Onam is the most important festival of Kerala which marks the beginning of the harvest season. Enjoyed for ten long days, the celebrations range from dancing to singing to feasting, all in the group. Each day of this grand festival follows a specific set of customs, rituals and activities to highlight the cultural superiority of the state and its people.
Of all the ten days of Onam, the first day (Atham), the ninth day (Uthradam) and the tenth day (Thiruvonam) stand out for their elevated significance among the masses. Other seven days also witness a diversity of actions spread across the state, however, they never match the first and the last day in terms of splendour and grandiose.
Starting the 10 days of Onam festivities, Atham, the first day, is deemed auspicious by the Keralites, who observe it with early bath, the cleaning of house and the prayer at a nearby temple. The second day, Chithira, keeps people in the festive mood when many seek divine blessings. The third day, Chothi or chodi, is popular for joyful shopping, and marked by buzzing markets and people buying new clothes, frills etc.

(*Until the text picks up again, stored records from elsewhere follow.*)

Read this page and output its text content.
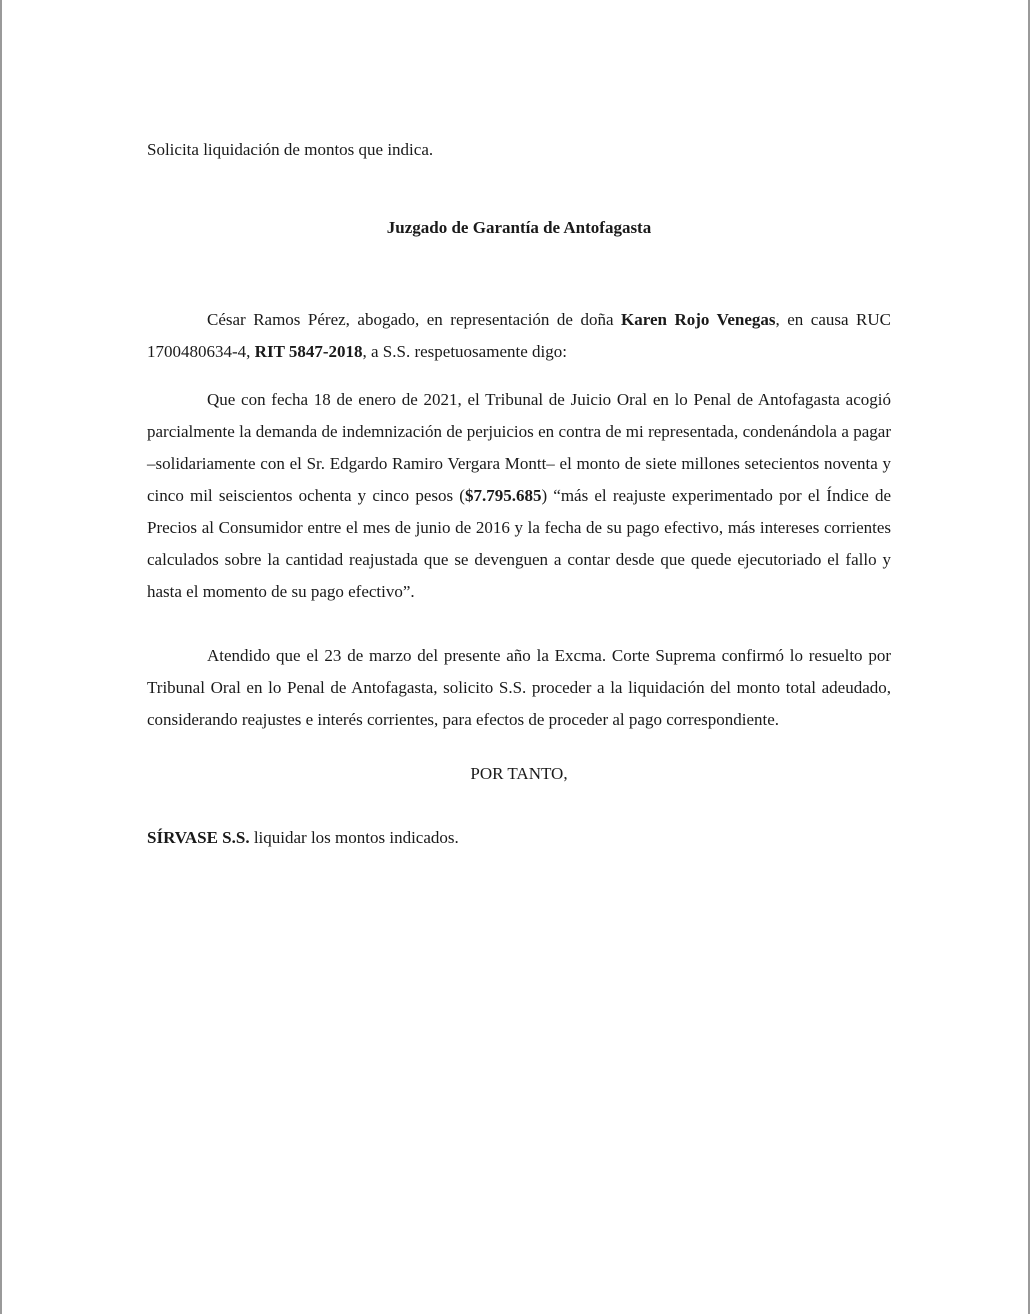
Solicita liquidación de montos que indica.

Juzgado de Garantía de Antofagasta

César Ramos Pérez, abogado, en representación de doña Karen Rojo Venegas, en causa RUC 1700480634-4, RIT 5847-2018, a S.S. respetuosamente digo:

Que con fecha 18 de enero de 2021, el Tribunal de Juicio Oral en lo Penal de Antofagasta acogió parcialmente la demanda de indemnización de perjuicios en contra de mi representada, condenándola a pagar –solidariamente con el Sr. Edgardo Ramiro Vergara Montt– el monto de siete millones setecientos noventa y cinco mil seiscientos ochenta y cinco pesos ($7.795.685) “más el reajuste experimentado por el Índice de Precios al Consumidor entre el mes de junio de 2016 y la fecha de su pago efectivo, más intereses corrientes calculados sobre la cantidad reajustada que se devenguen a contar desde que quede ejecutoriado el fallo y hasta el momento de su pago efectivo”.

Atendido que el 23 de marzo del presente año la Excma. Corte Suprema confirmó lo resuelto por Tribunal Oral en lo Penal de Antofagasta, solicito S.S. proceder a la liquidación del monto total adeudado, considerando reajustes e interés corrientes, para efectos de proceder al pago correspondiente.

POR TANTO,

SÍRVASE S.S. liquidar los montos indicados.
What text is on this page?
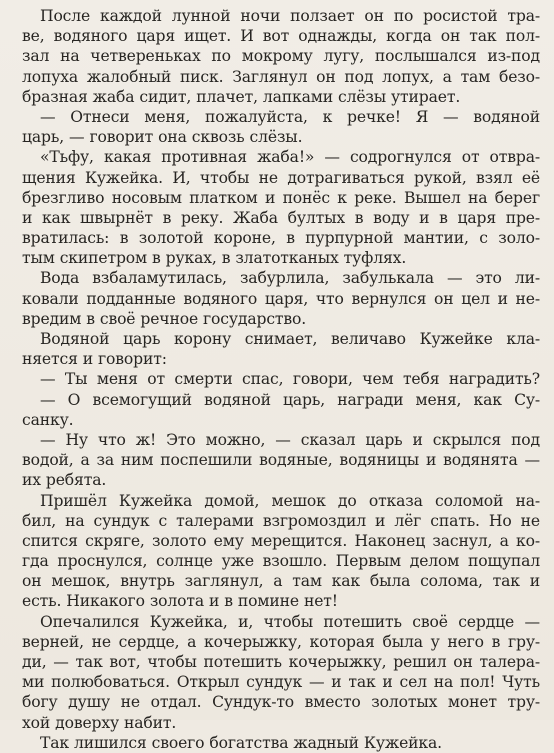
После каждой лунной ночи ползает он по росистой тра-
ве, водяного царя ищет. И вот однажды, когда он так пол-
зал на четвереньках по мокрому лугу, послышался из-под
лопуха жалобный писк. Заглянул он под лопух, а там безо-
бразная жаба сидит, плачет, лапками слёзы утирает.
— Отнеси меня, пожалуйста, к речке! Я — водяной
царь, — говорит она сквозь слёзы.
«Тьфу, какая противная жаба!» — содрогнулся от отвра-
щения Кужейка. И, чтобы не дотрагиваться рукой, взял её
брезгливо носовым платком и понёс к реке. Вышел на берег
и как швырнёт в реку. Жаба бултых в воду и в царя пре-
вратилась: в золотой короне, в пурпурной мантии, с золо-
тым скипетром в руках, в златотканых туфлях.
Вода взбаламутилась, забурлила, забулькала — это ли-
ковали подданные водяного царя, что вернулся он цел и не-
вредим в своё речное государство.
Водяной царь корону снимает, величаво Кужейке кла-
няется и говорит:
— Ты меня от смерти спас, говори, чем тебя наградить?
— О всемогущий водяной царь, награди меня, как Су-
санку.
— Ну что ж! Это можно, — сказал царь и скрылся под
водой, а за ним поспешили водяные, водяницы и водянята —
их ребята.
Пришёл Кужейка домой, мешок до отказа соломой на-
бил, на сундук с талерами взгромоздил и лёг спать. Но не
спится скряге, золото ему мерещится. Наконец заснул, а ко-
гда проснулся, солнце уже взошло. Первым делом пощупал
он мешок, внутрь заглянул, а там как была солома, так и
есть. Никакого золота и в помине нет!
Опечалился Кужейка, и, чтобы потешить своё сердце —
верней, не сердце, а кочерыжку, которая была у него в гру-
ди, — так вот, чтобы потешить кочерыжку, решил он талера-
ми полюбоваться. Открыл сундук — и так и сел на пол! Чуть
богу душу не отдал. Сундук-то вместо золотых монет тру-
хой доверху набит.
Так лишился своего богатства жадный Кужейка.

Visakam, the fourth day, is also spent in shopping and household activities, and people can be seen busy in both. The Vallamkali Boat Race is the major attraction of the fifth day, which is organized on the banks of river Pamba at Aranmulla. Many cultural programmes, social get-together and mutual camaraderie are a speciality of the sixth day, Thriketa. The seventh day, Moolam, is spent on shopping, as the busy people anticipating the last days can be seen.
Pooradam, the eighth day, is the day when a popular ritual is organized wherein the people make clay idols, known as Ma. On the ninth day, Uthradam, the mutual exchange of farm products is done between the family members. On the tenth day of Onam, Thiruvonam, the chants of “Onaashmsakal” fill the air, where people wish and greet each other, and welcome the King Mahabali.